🚗 Karin Futo GTX – Das kleine Knuddelwuff mit Drehzahlfieber

🐶 Erste Begegnung – klein, süß, aber mit lautem Bellen
Die Karin Futo GTX ist eine niedliche Kompaktheit aus dem Hause Karin, ansässig in Japan. Schon beim ersten Blick merkt man: Dieses Auto versucht gar nicht, riesig oder einschüchternd zu wirken.
Sie ist klein.
Sie ist leicht.
Sie wirkt flink.
Und trotzdem steht sie da mit dieser Energie von einem Welpen, der zwar kaum bis zur Tischkante kommt, aber überzeugt ist, einen gesamten Postbotenverband aufhalten zu können.
Unter der Haube arbeitet ein 4-Zylinder-Motor mit vier Drosselklappenkörpern. Dazu kommt ein 20-Ventil-Geradeausmotor mit Hochleistungseinspritzung und einem Sound, der deutlich lauter bellt, als man es dieser kleinen Karosserie zunächst zutrauen würde.
Auf dem Papier klingt das fast aggressiv.
Aber sobald man sie etwas näher kennenlernt, merkt man schnell:
Die Futo GTX ist nicht böse.
Sie ist verspielt.
Sehr verspielt.
Vielleicht sogar ein bisschen zu verspielt, wenn man die Leine nicht richtig festhält.
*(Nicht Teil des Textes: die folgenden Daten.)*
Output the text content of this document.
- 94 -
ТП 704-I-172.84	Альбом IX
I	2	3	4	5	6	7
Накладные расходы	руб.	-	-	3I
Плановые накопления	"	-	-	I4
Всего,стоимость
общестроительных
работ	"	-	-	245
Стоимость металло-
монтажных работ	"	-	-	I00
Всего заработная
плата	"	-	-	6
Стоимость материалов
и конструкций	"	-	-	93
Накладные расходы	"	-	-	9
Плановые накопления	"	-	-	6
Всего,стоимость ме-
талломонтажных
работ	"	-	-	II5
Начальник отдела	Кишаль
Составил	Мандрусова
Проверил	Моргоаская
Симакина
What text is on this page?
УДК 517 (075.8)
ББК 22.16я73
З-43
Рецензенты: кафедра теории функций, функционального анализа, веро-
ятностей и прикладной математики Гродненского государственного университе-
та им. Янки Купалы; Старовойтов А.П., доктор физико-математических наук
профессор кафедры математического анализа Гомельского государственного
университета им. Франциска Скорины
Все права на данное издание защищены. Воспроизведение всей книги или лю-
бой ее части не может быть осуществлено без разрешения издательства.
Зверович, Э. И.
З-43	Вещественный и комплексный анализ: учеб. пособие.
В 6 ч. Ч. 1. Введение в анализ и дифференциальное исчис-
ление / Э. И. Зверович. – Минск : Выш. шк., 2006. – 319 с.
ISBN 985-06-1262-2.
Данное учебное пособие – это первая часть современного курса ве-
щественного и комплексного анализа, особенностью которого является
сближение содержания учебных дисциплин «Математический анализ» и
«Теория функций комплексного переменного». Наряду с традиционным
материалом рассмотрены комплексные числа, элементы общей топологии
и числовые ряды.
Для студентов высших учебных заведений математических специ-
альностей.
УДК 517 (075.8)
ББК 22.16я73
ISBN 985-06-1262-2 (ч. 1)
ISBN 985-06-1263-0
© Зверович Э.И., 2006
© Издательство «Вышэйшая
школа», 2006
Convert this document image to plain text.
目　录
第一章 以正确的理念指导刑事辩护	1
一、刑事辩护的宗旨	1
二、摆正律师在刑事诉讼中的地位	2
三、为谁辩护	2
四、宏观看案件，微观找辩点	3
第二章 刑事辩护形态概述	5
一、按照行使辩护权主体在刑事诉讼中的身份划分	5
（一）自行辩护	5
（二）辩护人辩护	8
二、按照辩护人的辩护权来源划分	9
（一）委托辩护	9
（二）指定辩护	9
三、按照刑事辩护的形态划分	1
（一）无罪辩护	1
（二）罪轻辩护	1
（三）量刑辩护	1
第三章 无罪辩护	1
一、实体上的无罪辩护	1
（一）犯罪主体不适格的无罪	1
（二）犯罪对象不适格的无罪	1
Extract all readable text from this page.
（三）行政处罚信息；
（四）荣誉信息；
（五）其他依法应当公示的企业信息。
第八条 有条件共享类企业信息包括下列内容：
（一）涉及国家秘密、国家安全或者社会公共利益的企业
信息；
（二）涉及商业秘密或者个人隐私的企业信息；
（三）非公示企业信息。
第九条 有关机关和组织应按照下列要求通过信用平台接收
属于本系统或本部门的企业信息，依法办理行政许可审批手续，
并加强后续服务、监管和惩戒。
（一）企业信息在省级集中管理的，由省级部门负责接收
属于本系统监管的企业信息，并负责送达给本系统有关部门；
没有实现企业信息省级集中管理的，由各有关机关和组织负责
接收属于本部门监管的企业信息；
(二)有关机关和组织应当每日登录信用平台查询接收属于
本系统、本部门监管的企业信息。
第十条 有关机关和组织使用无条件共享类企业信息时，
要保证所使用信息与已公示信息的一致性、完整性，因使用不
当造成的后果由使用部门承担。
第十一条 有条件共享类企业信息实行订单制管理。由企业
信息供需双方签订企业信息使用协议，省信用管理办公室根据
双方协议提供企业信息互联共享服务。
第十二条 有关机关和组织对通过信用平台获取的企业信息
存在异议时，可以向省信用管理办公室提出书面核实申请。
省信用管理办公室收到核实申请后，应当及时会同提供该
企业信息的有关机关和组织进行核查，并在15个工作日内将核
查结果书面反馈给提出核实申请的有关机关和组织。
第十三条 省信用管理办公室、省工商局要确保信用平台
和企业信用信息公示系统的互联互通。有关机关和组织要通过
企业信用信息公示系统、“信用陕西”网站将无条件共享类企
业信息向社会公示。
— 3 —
🛋 Innenraum – klein, kuschelig, charmant
Im Innenraum zeigt Tatum sofort ihre knuffige Seite.
Die Futo GTX bietet Rennsitze, die dem kleinen Wagen direkt mehr Charakter geben. Dazu kommen eigene Branding-Beflockungen an den Türinnenseiten, ein gepolstertes Lenkrad und eine sehr angenehme, direkte Atmosphäre.
Kein überladenes Luxusspielzeug.
Kein sperriges Leder, das einem erzählt, man sei gerade in einer Manager-Limousine gefangen.
Kein unnötiger Edel-Kram, der nicht zur Persönlichkeit passt.
Alles wirkt leicht, praktisch und irgendwie herzlich.
Man steigt nicht ein und denkt:
„Ich betrete jetzt eine Maschine.“
Man denkt eher:
„Na gut, kleine Maus. Dann schauen wir mal, wohin du heute rennen willst.“
Und genau das passt perfekt zur Futo GTX.
Sie ist nicht distanziert.
Sie ist nicht kühl.
Sie ist nicht arrogant.
Sie will raus.
Sie will spielen.

⚙️ Fahrgefühl – Wenn der Welpe an der Leine zieht
Und verspielt ist sie wirklich.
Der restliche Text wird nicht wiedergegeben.